Tras la proclamación de la independencia se planteó el problema de conciliar los deseos autonomistas de algunos estados con la necesidad de llevar a cabo una política común dirigida por un gobierno central.
Los artículos de Confederación aprobados en 1777 dejaban poderes más bien limitados al Congreso, órgano confederal, así como a los órganos centrales. Por este motivo, la primera constitución americana reafirmó, en 1781, la prioridad de los estados sobre la confederación, negando al congreso la posibilidad de gestionar la política económica y financiera del país. La crisis económica y los desórdenes sociales que afectaron a Estados Unidos movieron a los delegados de los estados a reunirse en Filadelfia en mayo de 1787. Se estudió un nuevo proyecto constitucional, que fue sometido a la aprobación de cada uno de los estados.
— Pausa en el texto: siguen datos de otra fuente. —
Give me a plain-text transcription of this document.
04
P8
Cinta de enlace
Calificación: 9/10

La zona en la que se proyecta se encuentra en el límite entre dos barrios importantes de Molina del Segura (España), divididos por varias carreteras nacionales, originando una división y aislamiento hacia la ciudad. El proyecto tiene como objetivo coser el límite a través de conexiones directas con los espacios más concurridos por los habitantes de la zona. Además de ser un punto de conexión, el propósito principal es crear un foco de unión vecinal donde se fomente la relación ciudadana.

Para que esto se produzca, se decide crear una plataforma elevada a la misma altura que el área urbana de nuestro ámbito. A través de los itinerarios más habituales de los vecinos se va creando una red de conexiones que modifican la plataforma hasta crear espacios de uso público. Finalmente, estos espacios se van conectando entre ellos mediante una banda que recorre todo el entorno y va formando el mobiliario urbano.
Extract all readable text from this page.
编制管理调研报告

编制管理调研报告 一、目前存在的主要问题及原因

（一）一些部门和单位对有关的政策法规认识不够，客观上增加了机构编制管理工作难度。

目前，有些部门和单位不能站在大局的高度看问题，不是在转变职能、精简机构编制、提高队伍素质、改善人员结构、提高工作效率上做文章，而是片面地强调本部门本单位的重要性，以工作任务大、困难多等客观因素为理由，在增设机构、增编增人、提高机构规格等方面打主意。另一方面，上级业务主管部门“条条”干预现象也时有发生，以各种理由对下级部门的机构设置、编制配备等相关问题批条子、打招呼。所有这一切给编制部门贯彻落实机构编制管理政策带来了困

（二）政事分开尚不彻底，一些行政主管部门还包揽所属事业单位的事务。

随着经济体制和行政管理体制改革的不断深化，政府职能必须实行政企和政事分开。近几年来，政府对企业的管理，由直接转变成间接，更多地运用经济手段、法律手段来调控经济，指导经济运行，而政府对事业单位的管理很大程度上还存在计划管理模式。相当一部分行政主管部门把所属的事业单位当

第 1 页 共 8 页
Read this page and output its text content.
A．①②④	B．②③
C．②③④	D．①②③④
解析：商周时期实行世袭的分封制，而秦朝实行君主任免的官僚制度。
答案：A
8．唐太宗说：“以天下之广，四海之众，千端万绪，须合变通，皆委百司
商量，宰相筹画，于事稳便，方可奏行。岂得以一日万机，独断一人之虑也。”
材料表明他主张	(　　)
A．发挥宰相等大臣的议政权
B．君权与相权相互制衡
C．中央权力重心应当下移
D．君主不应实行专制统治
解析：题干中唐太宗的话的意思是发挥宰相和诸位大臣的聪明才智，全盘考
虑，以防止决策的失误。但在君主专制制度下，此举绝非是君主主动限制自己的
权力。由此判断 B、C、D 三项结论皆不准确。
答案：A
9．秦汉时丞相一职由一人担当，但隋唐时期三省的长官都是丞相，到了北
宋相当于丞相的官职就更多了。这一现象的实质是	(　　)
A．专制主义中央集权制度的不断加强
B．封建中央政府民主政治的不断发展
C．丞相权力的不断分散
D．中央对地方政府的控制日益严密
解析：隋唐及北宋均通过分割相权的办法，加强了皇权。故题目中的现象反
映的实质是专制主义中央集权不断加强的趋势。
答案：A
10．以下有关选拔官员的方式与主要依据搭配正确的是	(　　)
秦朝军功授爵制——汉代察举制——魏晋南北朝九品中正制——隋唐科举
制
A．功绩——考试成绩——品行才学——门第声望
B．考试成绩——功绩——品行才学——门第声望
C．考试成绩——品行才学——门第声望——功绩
La nueva constitución entró en vigor en otoño de 1788 con la aprobación de once de los trece estados. Se basaba en unos principios que adoptaban sólo en parte la experiencia del parlamentarismo británico, inspirándose sobre todo en la doctrina de Montesquieu acerca de la división de los tres poderes y en la de Rousseau respecto a la soberanía popular.
El congreso, compuesto por una cámara de diputados y un senado, era titular del poder legislativo, mientras que un presidente elegido para un período de cuatro años detentaba el poder ejecutivo. No era posible derrocar al presidente ni disolver las Cámaras sin la aprobación del pueblo. El poder judicial quedaba en manos de una corte suprema compuesta por nueve jueces nombrados por el presidente. La constitución confería al estado federal plenos poderes en la gestión de la política económica y monetaria, prohibiendo a los estados la emisión de moneda y timbre. La distinta representación de los estados en la Cámara, proporcional al peso demográfico de cada uno, quedaba equilibrada en el Senado, donde cada estado disponía de dos senadores.
El valor ejemplar de la declaración de independencia y los principios democráticos que la inspiraban tuvieron una influencia directa, durante los primeros veinte años del siglo XIX, en la historia de la colonias españolas de América. En Europa, el ejemplo americano afectó sólo indirectamente al movimiento revolucionario, basado en unos principios bastante más radicales y en un respeto consciente a lo ocurrido más allá del océano.